De vraag of ‘kleine accountantskantoren binnenkort nog wel bestaan’, komt vaak naar voren in mijn presentaties over Artificiële Intelligentie (AI). Daarom wil ik die vraag ook nog eens vanuit dat perspectief benaderen. Zoals ik in het eerste deel heb aangegeven, draait het bestaansrecht van een kantoor niet om de grootte, maar om leiderschap. Maar wat betekent de snelle ontwikkeling van AI voor dit vraagstuk? Hoe beïnvloedt AI het onderscheid tussen grote en kleine kantoren?
Decentralisatie en autonomie
Een ziekenhuisafdeling, geleid door een arts-endocrinoloog met een team van diabetesverpleegkundigen, kreeg te maken met een grote toestroom van diabetespatiënten. De behandelprocedure was als volgt: de verpleegkundige beoordeelde eerst de situatie van de patiënt en bepaalde welke zorg nodig was, zoals het toedienen van insuline. Vervolgens moest de verpleegkundige de arts inschakelen om te bevestigen of de patiënt daadwerkelijk insuline nodig had of niet.

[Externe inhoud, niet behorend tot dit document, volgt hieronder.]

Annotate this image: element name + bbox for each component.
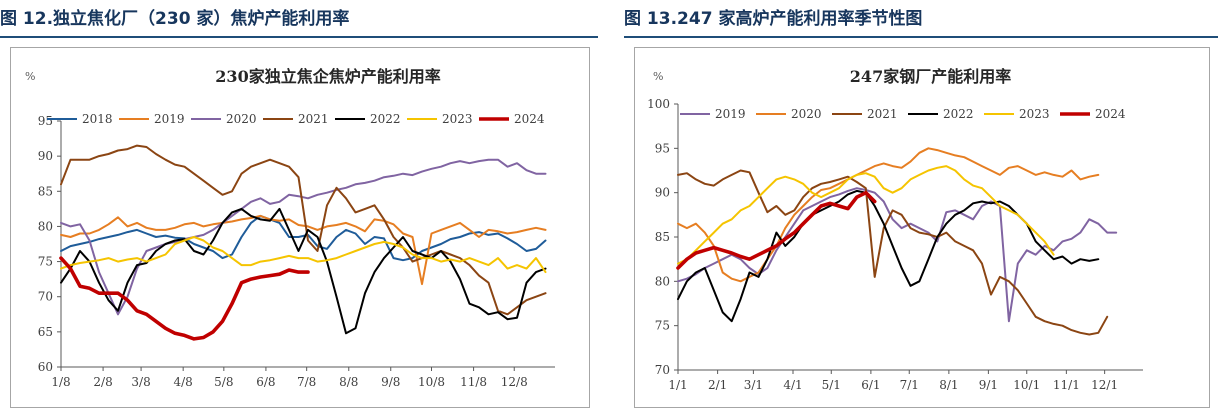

Het probleem was echter dat de arts vaak niet direct beschikbaar was door acute situaties, operaties of andere zaken. Hierdoor kwam de arts vaak te laat, terwijl de situatie van de patiënt inmiddels alweer veranderd was. Zo kon het voorkomen dat de patiënt al gegeten had of de verpleegkundige iets fout had geïnterpreteerd, waardoor de gegevens waarop de arts zijn beslissing baseerde, niet meer klopten. Dit leidde regelmatig tot fouten.

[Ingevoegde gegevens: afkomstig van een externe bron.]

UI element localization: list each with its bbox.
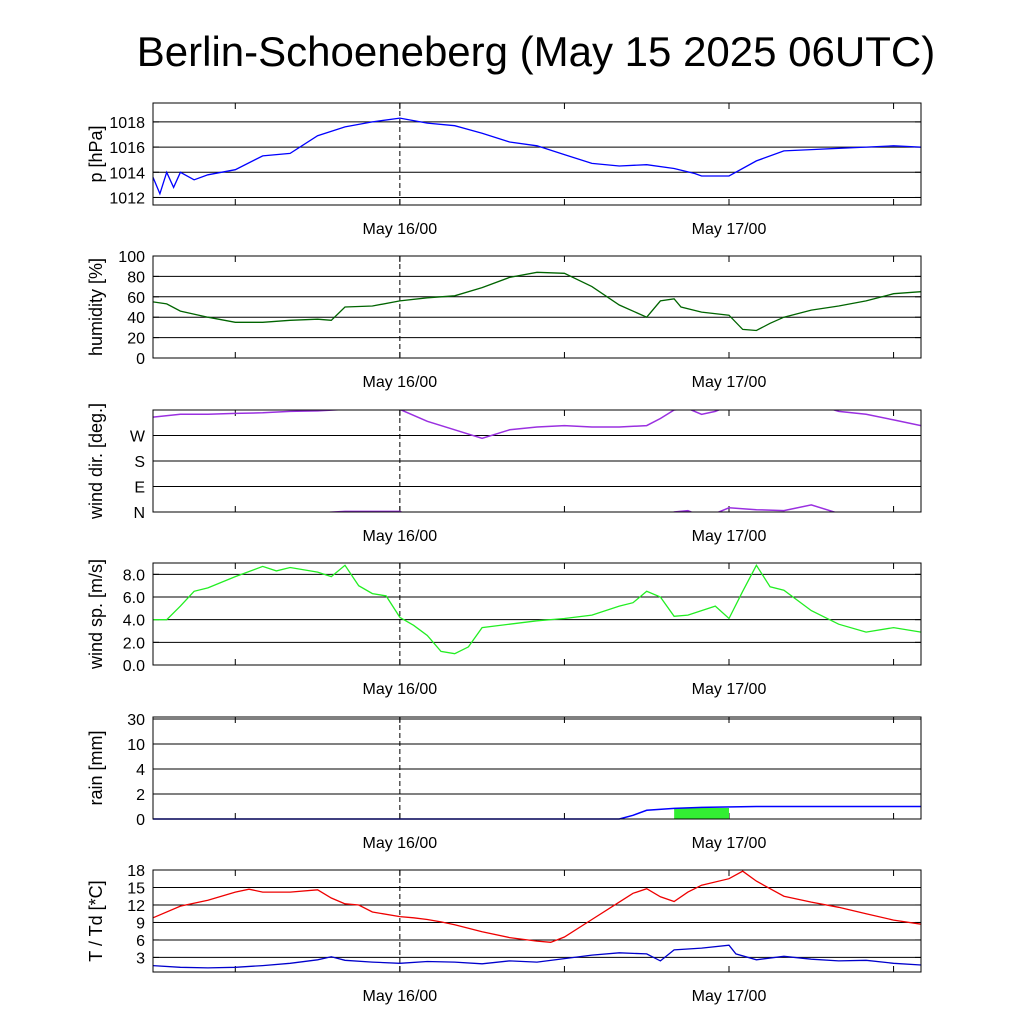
- series-line-Td: [152, 944, 922, 969]
- series-line: [153, 564, 922, 655]
- y-tick-label: 60: [127, 290, 145, 307]
- y-tick-label: 18: [127, 863, 145, 880]
- x-tick-label: May 17/00: [692, 374, 767, 391]
- series-line-T: [152, 870, 922, 943]
- panel-rain: 0 2 4 10 30 May 16/00 May 17/00 rain [mm]: [86, 712, 922, 852]
- y-tick-label: 9: [136, 915, 145, 932]
- y-tick-label: 3: [136, 950, 145, 967]
- series-line: [153, 410, 921, 440]
- y-tick-label: 6: [136, 933, 145, 950]
- y-tick-label: 1012: [109, 190, 145, 207]
- rain-bar: [674, 808, 729, 819]
- x-tick-label: May 16/00: [362, 681, 437, 698]
- y-tick-label: 20: [127, 331, 145, 348]
- y-tick-label: 0: [136, 351, 145, 368]
- y-axis-label: T / Td [*C]: [86, 880, 106, 961]
- y-tick-label: E: [134, 480, 145, 497]
- y-tick-label: 4: [136, 762, 145, 779]
- rain-accumulated-line: [153, 805, 921, 820]
- y-tick-label: N: [133, 505, 145, 522]
- y-tick-label: 1018: [109, 115, 145, 132]
- y-tick-label: 12: [127, 898, 145, 915]
- panel-wind-speed: 0.0 2.0 4.0 6.0 8.0 May 16/00 May 17/00 wind sp…: [86, 559, 922, 698]
- x-tick-label: May 16/00: [362, 528, 437, 545]
- y-tick-label: 1016: [109, 140, 145, 157]
- y-tick-label: 10: [127, 737, 145, 754]
- plot-frame: [152, 409, 922, 513]
- plot-frame: [152, 102, 922, 206]
- panel-pressure: 1012 1014 1016 1018 May 16/00 May 17/00 p [hPa…: [86, 102, 922, 238]
- series-line: [152, 117, 922, 196]
- x-tick-label: May 17/00: [692, 528, 767, 545]
- y-axis-label: p [hPa]: [86, 125, 106, 182]
- plot-frame: [152, 869, 922, 973]
- y-tick-label: 0: [136, 812, 145, 829]
- series-line-wrapped: [320, 504, 837, 512]
- panel-humidity: 0 20 40 60 80 100 May 16/00 May 17/00 humidity […: [86, 249, 922, 391]
- y-tick-label: 2.0: [123, 635, 145, 652]
- y-tick-label: 6.0: [123, 590, 145, 607]
- chart-title: Berlin-Schoeneberg (May 15 2025 06UTC): [137, 28, 935, 75]
- series-line: [152, 271, 922, 332]
- wind-direction-lines: [153, 410, 921, 512]
- x-tick-label: May 17/00: [692, 988, 767, 1005]
- x-tick-label: May 17/00: [692, 221, 767, 238]
- y-tick-label: 0.0: [123, 658, 145, 675]
- y-tick-label: W: [130, 429, 146, 446]
- y-axis-label: rain [mm]: [86, 730, 106, 805]
- plot-frame: [152, 255, 922, 359]
- y-axis-label: wind sp. [m/s]: [86, 559, 106, 670]
- y-tick-label: S: [134, 454, 145, 471]
- y-tick-label: 8.0: [123, 567, 145, 584]
- x-tick-label: May 17/00: [692, 835, 767, 852]
- y-tick-label: 2: [136, 787, 145, 804]
- x-tick-label: May 17/00: [692, 681, 767, 698]
- y-axis-label: wind dir. [deg.]: [86, 403, 106, 520]
- y-tick-label: 40: [127, 310, 145, 327]
- x-tick-label: May 16/00: [362, 221, 437, 238]
- y-tick-label: 80: [127, 269, 145, 286]
- x-tick-label: May 16/00: [362, 835, 437, 852]
- y-tick-label: 1014: [109, 165, 145, 182]
- y-axis-label: humidity [%]: [86, 258, 106, 356]
- y-tick-label: 30: [127, 712, 145, 729]
- y-tick-label: 15: [127, 880, 145, 897]
- plot-frame: [152, 562, 922, 666]
- plot-frame: [152, 716, 922, 820]
- y-tick-label: 4.0: [123, 613, 145, 630]
- y-tick-label: 100: [118, 249, 145, 266]
- x-tick-label: May 16/00: [362, 374, 437, 391]
- x-tick-label: May 16/00: [362, 988, 437, 1005]
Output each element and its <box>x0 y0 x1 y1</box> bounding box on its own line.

Om dit probleem op te lossen, richtte de arts zich tot AI voor haar team en voedde die met grote hoeveelheden data van eerdere patiënten. Nu maakten de verpleegkundigen op basis van kennis, ervaring en intuïtie een inschatting over de te volgen behandeling. Deze inschatting werd vervolgens in real time geverifieerd met AI. Als de AI bevestigt dat de verpleegkundige gelijk heeft, mag de behandeling worden uitgevoerd. Bij een afwijkende uitkomst wordt de arts er alsnog bij gehaald.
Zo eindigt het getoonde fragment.